Comentário editorial
Nesta leitura jurisprudencial, a decisão é situada por classe, competência e órgão julgador. O registro corresponde a RHC, apreciado por SEXTA TURMA, sob relatoria de SEBASTIÃO REIS JÚNIOR. Esses elementos ajudam a avaliar o alcance processual do pronunciamento.
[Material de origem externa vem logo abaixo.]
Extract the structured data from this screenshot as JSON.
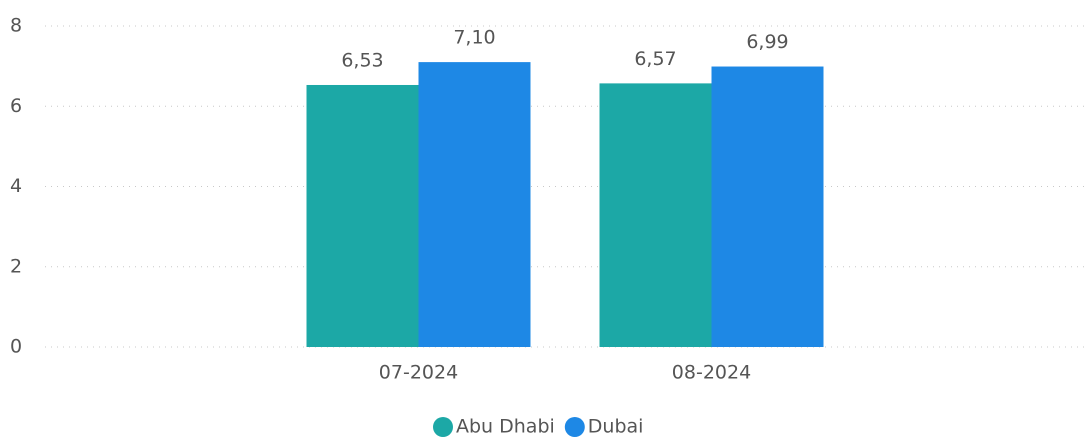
{
  "chart_data": {
    "type": "bar",
    "categories": [
      "07-2024",
      "08-2024"
    ],
    "series": [
      {
        "name": "Abu Dhabi",
        "color": "#1ca8a6",
        "values": [
          6.53,
          6.57
        ],
        "value_labels": [
          "6,53",
          "6,57"
        ]
      },
      {
        "name": "Dubai",
        "color": "#1e88e5",
        "values": [
          7.1,
          6.99
        ],
        "value_labels": [
          "7,10",
          "6,99"
        ]
      }
    ],
    "ylim": [
      0,
      8
    ],
    "yticks": [
      0,
      2,
      4,
      6,
      8
    ],
    "grid": true,
    "legend": "bottom"
  }
}
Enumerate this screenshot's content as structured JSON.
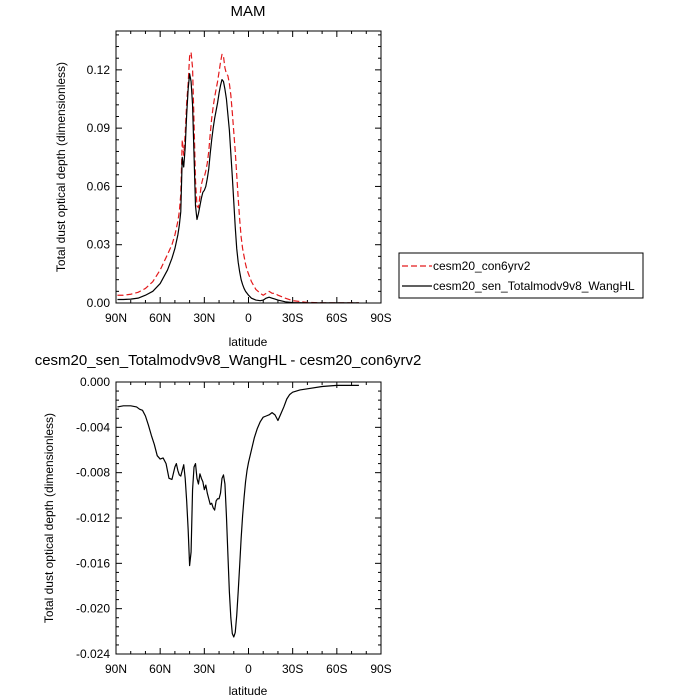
{
  "chart_data": [
    {
      "type": "line",
      "title": "MAM",
      "xlabel": "latitude",
      "ylabel": "Total dust optical depth (dimensionless)",
      "xlim": [
        90,
        -90
      ],
      "ylim": [
        0,
        0.14
      ],
      "x_ticks": [
        "90N",
        "60N",
        "30N",
        "0",
        "30S",
        "60S",
        "90S"
      ],
      "x_tick_values": [
        90,
        60,
        30,
        0,
        -30,
        -60,
        -90
      ],
      "y_ticks": [
        "0.00",
        "0.03",
        "0.06",
        "0.09",
        "0.12"
      ],
      "y_tick_values": [
        0,
        0.03,
        0.06,
        0.09,
        0.12
      ],
      "grid": false,
      "legend_position": "right",
      "series": [
        {
          "name": "cesm20_con6yrv2",
          "color": "#e31a1c",
          "dash": "dashed",
          "x": [
            89,
            85,
            80,
            75,
            70,
            65,
            60,
            55,
            52,
            50,
            48,
            47,
            46,
            45,
            44,
            43,
            42,
            41,
            40,
            39,
            38,
            37,
            36,
            35,
            34,
            33,
            32,
            31,
            30,
            29,
            28,
            27,
            26,
            25,
            24,
            23,
            22,
            21,
            20,
            19,
            18,
            17,
            16,
            15,
            14,
            13,
            12,
            11,
            10,
            9,
            8,
            7,
            6,
            5,
            4,
            3,
            2,
            1,
            0,
            -2,
            -5,
            -8,
            -10,
            -12,
            -14,
            -16,
            -18,
            -20,
            -25,
            -30,
            -40,
            -50,
            -60,
            -70,
            -75
          ],
          "y": [
            0.004,
            0.004,
            0.0045,
            0.0055,
            0.0075,
            0.011,
            0.017,
            0.025,
            0.03,
            0.035,
            0.042,
            0.047,
            0.056,
            0.084,
            0.076,
            0.087,
            0.103,
            0.113,
            0.127,
            0.129,
            0.121,
            0.093,
            0.063,
            0.05,
            0.049,
            0.055,
            0.061,
            0.064,
            0.065,
            0.068,
            0.072,
            0.078,
            0.087,
            0.095,
            0.101,
            0.106,
            0.11,
            0.114,
            0.119,
            0.124,
            0.128,
            0.127,
            0.121,
            0.118,
            0.117,
            0.113,
            0.107,
            0.098,
            0.088,
            0.078,
            0.066,
            0.054,
            0.043,
            0.034,
            0.028,
            0.024,
            0.02,
            0.017,
            0.015,
            0.011,
            0.007,
            0.005,
            0.004,
            0.005,
            0.006,
            0.005,
            0.005,
            0.004,
            0.0025,
            0.0012,
            0.0003,
            0.0001,
            0.0001,
            0.0001,
            0.0001
          ]
        },
        {
          "name": "cesm20_sen_Totalmodv9v8_WangHL",
          "color": "#000000",
          "dash": "solid",
          "x": [
            89,
            85,
            80,
            75,
            70,
            65,
            60,
            55,
            52,
            50,
            48,
            47,
            46,
            45,
            44,
            43,
            42,
            41,
            40,
            39,
            38,
            37,
            36,
            35,
            34,
            33,
            32,
            31,
            30,
            29,
            28,
            27,
            26,
            25,
            24,
            23,
            22,
            21,
            20,
            19,
            18,
            17,
            16,
            15,
            14,
            13,
            12,
            11,
            10,
            9,
            8,
            7,
            6,
            5,
            4,
            3,
            2,
            1,
            0,
            -2,
            -5,
            -8,
            -10,
            -12,
            -14,
            -16,
            -18,
            -20,
            -25,
            -30,
            -40,
            -50,
            -60,
            -70,
            -75
          ],
          "y": [
            0.0018,
            0.0018,
            0.002,
            0.0025,
            0.004,
            0.006,
            0.01,
            0.017,
            0.023,
            0.028,
            0.035,
            0.04,
            0.047,
            0.075,
            0.07,
            0.08,
            0.097,
            0.11,
            0.118,
            0.114,
            0.102,
            0.076,
            0.05,
            0.043,
            0.046,
            0.05,
            0.054,
            0.057,
            0.058,
            0.06,
            0.064,
            0.069,
            0.077,
            0.084,
            0.09,
            0.095,
            0.099,
            0.103,
            0.108,
            0.112,
            0.115,
            0.114,
            0.11,
            0.105,
            0.097,
            0.089,
            0.077,
            0.065,
            0.052,
            0.039,
            0.028,
            0.021,
            0.016,
            0.012,
            0.0095,
            0.0075,
            0.006,
            0.005,
            0.004,
            0.0025,
            0.0015,
            0.0012,
            0.0015,
            0.0025,
            0.003,
            0.0025,
            0.002,
            0.0015,
            0.0006,
            0.0002,
            0.0001,
            0.0001,
            0.0001,
            0.0001,
            0.0001
          ]
        }
      ]
    },
    {
      "type": "line",
      "title": "cesm20_sen_Totalmodv9v8_WangHL - cesm20_con6yrv2",
      "xlabel": "latitude",
      "ylabel": "Total dust optical depth (dimensionless)",
      "xlim": [
        90,
        -90
      ],
      "ylim": [
        -0.024,
        0
      ],
      "x_ticks": [
        "90N",
        "60N",
        "30N",
        "0",
        "30S",
        "60S",
        "90S"
      ],
      "x_tick_values": [
        90,
        60,
        30,
        0,
        -30,
        -60,
        -90
      ],
      "y_ticks": [
        "0.000",
        "-0.004",
        "-0.008",
        "-0.012",
        "-0.016",
        "-0.020",
        "-0.024"
      ],
      "y_tick_values": [
        0,
        -0.004,
        -0.008,
        -0.012,
        -0.016,
        -0.02,
        -0.024
      ],
      "grid": false,
      "series": [
        {
          "color": "#000000",
          "dash": "solid",
          "x": [
            89,
            85,
            80,
            76,
            74,
            72,
            70,
            68,
            66,
            64,
            62,
            60,
            58,
            56,
            54,
            52,
            50,
            49,
            48,
            47,
            46,
            45,
            44,
            43,
            42,
            41,
            40,
            39,
            38,
            37,
            36,
            35,
            34,
            33,
            32,
            31,
            30,
            29,
            28,
            27,
            26,
            25,
            24,
            23,
            22,
            21,
            20,
            19,
            18,
            17,
            16,
            15,
            14,
            13,
            12,
            11,
            10,
            9,
            8,
            7,
            6,
            5,
            4,
            3,
            2,
            1,
            0,
            -2,
            -4,
            -6,
            -8,
            -10,
            -12,
            -14,
            -16,
            -18,
            -20,
            -22,
            -24,
            -26,
            -28,
            -30,
            -35,
            -40,
            -50,
            -60,
            -70,
            -75
          ],
          "y": [
            -0.0022,
            -0.0021,
            -0.0021,
            -0.0022,
            -0.0024,
            -0.0025,
            -0.003,
            -0.0038,
            -0.0047,
            -0.0055,
            -0.0065,
            -0.0068,
            -0.0067,
            -0.0072,
            -0.0085,
            -0.0086,
            -0.0075,
            -0.0072,
            -0.0078,
            -0.0082,
            -0.0083,
            -0.0078,
            -0.0073,
            -0.0085,
            -0.0105,
            -0.013,
            -0.0162,
            -0.015,
            -0.0095,
            -0.0075,
            -0.0072,
            -0.0085,
            -0.009,
            -0.0081,
            -0.0085,
            -0.0088,
            -0.0095,
            -0.0091,
            -0.0098,
            -0.0103,
            -0.0108,
            -0.0107,
            -0.0111,
            -0.0113,
            -0.0105,
            -0.0103,
            -0.0103,
            -0.0098,
            -0.0085,
            -0.0082,
            -0.009,
            -0.0118,
            -0.0152,
            -0.0185,
            -0.0208,
            -0.0222,
            -0.0225,
            -0.0221,
            -0.0206,
            -0.0185,
            -0.0162,
            -0.0138,
            -0.0118,
            -0.0102,
            -0.0088,
            -0.0078,
            -0.0071,
            -0.006,
            -0.0049,
            -0.0041,
            -0.0035,
            -0.0031,
            -0.003,
            -0.0029,
            -0.0027,
            -0.0029,
            -0.0034,
            -0.0028,
            -0.0022,
            -0.0015,
            -0.0011,
            -0.0009,
            -0.0007,
            -0.0006,
            -0.0004,
            -0.0003,
            -0.0003,
            -0.0003
          ]
        }
      ]
    }
  ]
}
O precedente deve ser confrontado com a moldura fática, a questão jurídica decidida, eventuais requisitos de admissibilidade e a legislação mencionada. Os destaques abaixo funcionam como mapa de leitura da ementa, não como substituto do inteiro teor ou de pesquisa sobre decisões posteriores.
Pontos centrais da ementa
- RECUSA MINISTERIAL FUNDADA EM VEDAÇÃO OBJETIVA DO ART.
- PEDIDO DE REMESSA AO ÓRGÃO SUPERIOR DO MINISTÉRIO PÚBLICO.
- VEDAÇÃO OBJETIVA QUE JUSTIFICA A AUSÊNCIA DE REMESSA.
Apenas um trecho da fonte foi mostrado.